Azerbaijan: Frenchman sentenced to 10 years for spying

· DW

French citizen Martin Ryan pled guilty to some of the accusations that he was collecting intelligence on behalf of Paris.

An Azerbaijani court sentenced Martin Ryan of France to 10 years in prison on Monday, after finding him guilty of collecting secret information about Baku's military cooperation with Turkey and Pakistan.

He was also accused of cooperating with employees of France's security services allegeldy operating out of the French embassy in Baku.

Ryan had pled guilty to some, but not all, of the charges. His co-accused, Azerbaijani national Azad Mamedli, was sentenced to 12 years for treasion.

Azerbaijani authorities alleged Ryan recruited Mamedli and arranged for him to meet French intelligence agents.

While speaking in court, Ryan did not deny contacts with embassy officials but said he did not knowingly engage in espionage activities.

"I consider myself guilty only in that I should not have established contacts with some embassy employees, or that I should have shared information about them with the appropriate authorities," Ryan was cited by France's AFP news agency as saying. "I did not spy. I am not a spy, and during the court case I tried to prove this."

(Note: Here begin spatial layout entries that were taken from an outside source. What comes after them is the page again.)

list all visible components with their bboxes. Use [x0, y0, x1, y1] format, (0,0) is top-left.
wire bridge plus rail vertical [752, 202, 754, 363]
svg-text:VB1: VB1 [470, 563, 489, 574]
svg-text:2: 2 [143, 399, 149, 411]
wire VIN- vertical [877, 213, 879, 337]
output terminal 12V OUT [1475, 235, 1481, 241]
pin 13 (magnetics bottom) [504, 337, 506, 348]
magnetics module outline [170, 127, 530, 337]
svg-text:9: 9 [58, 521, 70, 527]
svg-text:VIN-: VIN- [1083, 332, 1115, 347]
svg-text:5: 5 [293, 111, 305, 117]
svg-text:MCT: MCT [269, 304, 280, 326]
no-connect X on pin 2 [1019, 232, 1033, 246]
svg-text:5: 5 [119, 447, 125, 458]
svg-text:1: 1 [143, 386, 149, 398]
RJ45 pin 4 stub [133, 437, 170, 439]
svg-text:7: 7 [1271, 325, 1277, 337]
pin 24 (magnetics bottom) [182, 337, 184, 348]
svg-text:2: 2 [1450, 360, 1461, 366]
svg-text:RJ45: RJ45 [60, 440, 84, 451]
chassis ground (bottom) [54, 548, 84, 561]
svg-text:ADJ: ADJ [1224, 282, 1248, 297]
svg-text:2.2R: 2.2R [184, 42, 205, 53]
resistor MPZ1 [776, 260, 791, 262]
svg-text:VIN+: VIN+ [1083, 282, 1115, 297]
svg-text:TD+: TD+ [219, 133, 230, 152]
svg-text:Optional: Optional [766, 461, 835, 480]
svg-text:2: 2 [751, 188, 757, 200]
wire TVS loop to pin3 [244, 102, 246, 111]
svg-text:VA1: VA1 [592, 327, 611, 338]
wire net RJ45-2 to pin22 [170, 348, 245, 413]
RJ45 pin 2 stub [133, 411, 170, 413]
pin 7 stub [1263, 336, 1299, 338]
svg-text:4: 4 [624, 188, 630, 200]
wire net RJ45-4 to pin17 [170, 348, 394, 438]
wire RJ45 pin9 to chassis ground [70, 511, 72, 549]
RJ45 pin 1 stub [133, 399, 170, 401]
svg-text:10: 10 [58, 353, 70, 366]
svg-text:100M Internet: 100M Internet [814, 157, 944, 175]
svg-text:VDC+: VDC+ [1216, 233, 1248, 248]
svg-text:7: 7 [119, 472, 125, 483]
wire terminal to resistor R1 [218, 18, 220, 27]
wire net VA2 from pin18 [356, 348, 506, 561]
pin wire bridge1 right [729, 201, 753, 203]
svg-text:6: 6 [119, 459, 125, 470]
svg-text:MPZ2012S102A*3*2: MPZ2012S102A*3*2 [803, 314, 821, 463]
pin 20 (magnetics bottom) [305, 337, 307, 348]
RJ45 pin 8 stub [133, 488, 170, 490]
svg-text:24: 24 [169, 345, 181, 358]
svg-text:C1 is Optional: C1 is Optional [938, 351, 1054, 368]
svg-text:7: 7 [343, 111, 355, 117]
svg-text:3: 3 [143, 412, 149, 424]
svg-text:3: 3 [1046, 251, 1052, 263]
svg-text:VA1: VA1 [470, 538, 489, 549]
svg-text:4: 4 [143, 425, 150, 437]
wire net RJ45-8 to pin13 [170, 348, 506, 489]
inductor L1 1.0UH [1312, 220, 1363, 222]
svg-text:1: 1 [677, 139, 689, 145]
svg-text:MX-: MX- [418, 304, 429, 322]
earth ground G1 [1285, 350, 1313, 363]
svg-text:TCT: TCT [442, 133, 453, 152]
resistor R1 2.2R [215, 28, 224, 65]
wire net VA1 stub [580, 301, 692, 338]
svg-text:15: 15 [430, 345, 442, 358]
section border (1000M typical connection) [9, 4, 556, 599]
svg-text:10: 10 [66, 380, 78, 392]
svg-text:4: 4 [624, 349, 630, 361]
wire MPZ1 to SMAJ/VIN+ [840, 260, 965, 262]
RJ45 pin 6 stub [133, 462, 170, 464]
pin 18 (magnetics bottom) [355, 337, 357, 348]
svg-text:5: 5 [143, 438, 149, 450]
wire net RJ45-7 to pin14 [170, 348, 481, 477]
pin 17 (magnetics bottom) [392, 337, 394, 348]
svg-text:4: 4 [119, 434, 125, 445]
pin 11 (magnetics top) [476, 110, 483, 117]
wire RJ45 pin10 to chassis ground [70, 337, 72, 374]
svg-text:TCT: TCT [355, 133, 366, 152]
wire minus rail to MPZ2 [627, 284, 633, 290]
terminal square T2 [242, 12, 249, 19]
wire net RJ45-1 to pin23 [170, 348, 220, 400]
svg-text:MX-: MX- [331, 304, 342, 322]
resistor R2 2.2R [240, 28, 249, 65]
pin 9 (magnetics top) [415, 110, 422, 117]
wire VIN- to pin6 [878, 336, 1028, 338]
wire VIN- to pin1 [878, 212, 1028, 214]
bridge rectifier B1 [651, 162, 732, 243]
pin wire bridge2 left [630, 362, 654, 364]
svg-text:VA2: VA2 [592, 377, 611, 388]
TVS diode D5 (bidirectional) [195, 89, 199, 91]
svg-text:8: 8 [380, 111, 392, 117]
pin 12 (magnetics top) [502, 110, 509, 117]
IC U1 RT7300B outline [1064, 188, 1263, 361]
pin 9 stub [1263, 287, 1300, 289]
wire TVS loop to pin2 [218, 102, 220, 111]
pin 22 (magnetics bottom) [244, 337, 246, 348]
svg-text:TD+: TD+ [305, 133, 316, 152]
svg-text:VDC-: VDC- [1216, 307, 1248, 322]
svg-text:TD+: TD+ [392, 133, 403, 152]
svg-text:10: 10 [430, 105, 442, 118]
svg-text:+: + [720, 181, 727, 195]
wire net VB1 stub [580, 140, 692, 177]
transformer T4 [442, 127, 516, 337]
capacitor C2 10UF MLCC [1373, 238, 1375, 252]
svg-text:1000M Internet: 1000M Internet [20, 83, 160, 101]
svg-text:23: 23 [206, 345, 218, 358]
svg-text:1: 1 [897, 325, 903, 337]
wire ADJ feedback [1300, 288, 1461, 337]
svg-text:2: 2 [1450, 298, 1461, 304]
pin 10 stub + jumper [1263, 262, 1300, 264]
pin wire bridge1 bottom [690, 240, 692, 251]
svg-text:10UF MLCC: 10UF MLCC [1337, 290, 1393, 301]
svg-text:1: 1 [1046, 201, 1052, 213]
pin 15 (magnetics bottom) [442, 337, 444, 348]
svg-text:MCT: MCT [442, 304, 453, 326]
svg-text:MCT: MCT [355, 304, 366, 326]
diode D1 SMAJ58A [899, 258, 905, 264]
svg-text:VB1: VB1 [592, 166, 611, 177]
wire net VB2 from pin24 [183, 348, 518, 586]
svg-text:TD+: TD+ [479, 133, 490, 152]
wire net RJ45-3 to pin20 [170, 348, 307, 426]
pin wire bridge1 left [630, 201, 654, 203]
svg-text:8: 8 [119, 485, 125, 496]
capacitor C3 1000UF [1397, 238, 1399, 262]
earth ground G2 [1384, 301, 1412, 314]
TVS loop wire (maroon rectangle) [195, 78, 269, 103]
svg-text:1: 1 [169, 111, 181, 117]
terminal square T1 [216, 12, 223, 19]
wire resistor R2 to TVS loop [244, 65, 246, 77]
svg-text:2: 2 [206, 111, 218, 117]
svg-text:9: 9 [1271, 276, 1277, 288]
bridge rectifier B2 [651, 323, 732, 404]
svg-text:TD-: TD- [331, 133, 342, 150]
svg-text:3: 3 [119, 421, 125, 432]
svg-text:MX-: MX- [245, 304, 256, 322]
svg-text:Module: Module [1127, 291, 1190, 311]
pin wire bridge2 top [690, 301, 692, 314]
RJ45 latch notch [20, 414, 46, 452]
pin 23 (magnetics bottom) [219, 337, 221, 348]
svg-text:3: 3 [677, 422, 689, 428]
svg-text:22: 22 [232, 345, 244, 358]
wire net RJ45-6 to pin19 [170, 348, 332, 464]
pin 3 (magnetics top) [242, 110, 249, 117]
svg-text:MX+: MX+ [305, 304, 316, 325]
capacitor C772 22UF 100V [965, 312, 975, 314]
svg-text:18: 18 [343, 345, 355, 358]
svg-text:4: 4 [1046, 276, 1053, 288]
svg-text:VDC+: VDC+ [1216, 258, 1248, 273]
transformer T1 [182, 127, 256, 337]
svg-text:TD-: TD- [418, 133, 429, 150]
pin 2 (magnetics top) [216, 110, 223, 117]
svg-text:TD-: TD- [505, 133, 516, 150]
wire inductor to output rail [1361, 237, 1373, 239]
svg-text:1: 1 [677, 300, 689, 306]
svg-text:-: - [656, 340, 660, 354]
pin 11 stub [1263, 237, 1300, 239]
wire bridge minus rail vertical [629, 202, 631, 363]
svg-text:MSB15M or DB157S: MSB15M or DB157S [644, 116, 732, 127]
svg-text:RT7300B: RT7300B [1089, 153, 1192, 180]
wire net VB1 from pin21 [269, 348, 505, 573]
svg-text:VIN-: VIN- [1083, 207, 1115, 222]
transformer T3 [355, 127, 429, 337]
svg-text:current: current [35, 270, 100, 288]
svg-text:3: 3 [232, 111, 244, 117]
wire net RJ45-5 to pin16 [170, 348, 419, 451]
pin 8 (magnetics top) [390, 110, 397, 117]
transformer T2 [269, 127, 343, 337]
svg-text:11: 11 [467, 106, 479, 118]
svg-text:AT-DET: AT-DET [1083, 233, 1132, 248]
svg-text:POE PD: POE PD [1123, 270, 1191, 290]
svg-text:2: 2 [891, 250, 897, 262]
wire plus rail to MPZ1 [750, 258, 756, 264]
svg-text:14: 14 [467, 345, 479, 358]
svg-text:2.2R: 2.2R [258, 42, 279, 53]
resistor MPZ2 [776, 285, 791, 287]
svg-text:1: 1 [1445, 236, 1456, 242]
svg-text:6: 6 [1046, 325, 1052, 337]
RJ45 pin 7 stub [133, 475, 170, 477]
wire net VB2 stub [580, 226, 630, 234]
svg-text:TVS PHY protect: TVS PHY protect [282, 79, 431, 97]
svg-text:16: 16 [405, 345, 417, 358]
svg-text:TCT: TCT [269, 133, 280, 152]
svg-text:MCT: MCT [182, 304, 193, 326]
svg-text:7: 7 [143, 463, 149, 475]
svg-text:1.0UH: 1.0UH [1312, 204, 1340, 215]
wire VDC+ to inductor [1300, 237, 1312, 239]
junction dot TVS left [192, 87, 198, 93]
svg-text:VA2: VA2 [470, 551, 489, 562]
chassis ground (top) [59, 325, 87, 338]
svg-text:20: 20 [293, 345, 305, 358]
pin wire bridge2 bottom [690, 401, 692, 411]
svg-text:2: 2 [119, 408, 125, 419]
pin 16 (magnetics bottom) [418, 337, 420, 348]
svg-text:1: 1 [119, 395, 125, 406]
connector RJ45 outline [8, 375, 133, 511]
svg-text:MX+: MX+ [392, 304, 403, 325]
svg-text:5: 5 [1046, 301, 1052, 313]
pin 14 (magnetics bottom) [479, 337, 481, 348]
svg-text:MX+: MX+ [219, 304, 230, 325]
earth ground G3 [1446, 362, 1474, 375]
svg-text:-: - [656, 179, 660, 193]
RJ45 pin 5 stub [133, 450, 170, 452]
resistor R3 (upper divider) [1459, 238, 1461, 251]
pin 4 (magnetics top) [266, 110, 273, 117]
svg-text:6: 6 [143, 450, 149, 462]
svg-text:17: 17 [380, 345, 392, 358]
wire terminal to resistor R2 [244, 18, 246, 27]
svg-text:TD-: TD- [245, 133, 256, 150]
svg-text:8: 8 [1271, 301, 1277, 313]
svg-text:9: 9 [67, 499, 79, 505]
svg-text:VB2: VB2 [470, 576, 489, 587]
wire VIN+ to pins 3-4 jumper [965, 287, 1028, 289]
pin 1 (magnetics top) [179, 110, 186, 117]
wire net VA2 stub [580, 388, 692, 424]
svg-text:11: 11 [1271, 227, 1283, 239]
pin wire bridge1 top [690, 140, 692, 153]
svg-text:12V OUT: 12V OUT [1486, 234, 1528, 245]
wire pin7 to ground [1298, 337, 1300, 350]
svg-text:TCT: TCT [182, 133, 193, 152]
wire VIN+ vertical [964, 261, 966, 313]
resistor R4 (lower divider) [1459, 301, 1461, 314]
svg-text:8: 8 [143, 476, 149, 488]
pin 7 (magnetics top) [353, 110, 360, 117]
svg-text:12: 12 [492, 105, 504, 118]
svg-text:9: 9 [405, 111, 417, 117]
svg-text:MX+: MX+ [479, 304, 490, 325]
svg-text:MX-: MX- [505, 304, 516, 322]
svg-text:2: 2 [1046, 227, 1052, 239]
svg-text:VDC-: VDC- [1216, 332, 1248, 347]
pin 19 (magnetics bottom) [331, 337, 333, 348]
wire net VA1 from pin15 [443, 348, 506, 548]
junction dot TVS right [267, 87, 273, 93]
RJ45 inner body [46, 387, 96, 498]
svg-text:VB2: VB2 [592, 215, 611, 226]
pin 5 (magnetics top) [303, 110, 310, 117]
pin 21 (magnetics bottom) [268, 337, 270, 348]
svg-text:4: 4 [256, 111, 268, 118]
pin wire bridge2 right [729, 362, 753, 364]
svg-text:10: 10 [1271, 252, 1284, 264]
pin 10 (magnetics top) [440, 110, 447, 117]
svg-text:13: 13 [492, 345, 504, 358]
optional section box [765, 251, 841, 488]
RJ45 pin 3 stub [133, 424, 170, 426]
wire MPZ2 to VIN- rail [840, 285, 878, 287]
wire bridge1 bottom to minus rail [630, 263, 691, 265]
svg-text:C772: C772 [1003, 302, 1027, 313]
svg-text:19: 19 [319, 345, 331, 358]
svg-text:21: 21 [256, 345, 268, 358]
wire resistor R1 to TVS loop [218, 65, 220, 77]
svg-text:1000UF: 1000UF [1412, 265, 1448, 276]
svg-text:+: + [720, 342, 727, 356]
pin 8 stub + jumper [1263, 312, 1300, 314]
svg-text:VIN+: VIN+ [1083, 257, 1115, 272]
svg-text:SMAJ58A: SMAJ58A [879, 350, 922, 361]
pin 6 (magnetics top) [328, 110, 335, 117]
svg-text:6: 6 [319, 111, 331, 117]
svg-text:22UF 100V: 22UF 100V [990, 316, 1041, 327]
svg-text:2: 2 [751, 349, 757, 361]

What are relations between Azerbaijan and France like?

The Frenchman was arrested during a period of heightened Paris-Baku tensions that have since eased. Both the tensions and the investigation in Ryan relate to the 44-day war in 2020 between Azerbaijan, Armenia, and ethnic Armenian separatists known as the Second Nagorno-Karabakh War.

France was highly critical of Azerbaijan's conduct during the war, and adopted a staunchy pro-Armenian stance. Paris' position was also seen as an attempt to counter Turkish and Russian influence in the region. The western European country is also home to a large Armenian diaspora population.

Both Azerbaijan and Armenia have been accused of war crimes against civilians by organizations like Amnesty International.

Azerbaijan remains a strong ally of Russia's amidst its war in Ukraine, while France supports Kyiv.

Armenia is a traditional ally of Moscow but relations have soured in recent years.

Azerbaijan later took the entirety of Nagorno-Karabakh — which is within Azerbaijan's internationally recognized borders but had been governed by Armenian separatists since a war in the 1990s — in a lightning offensive in September 2023, leading to the exodus of almost all of the territory's ethnic Armenian population.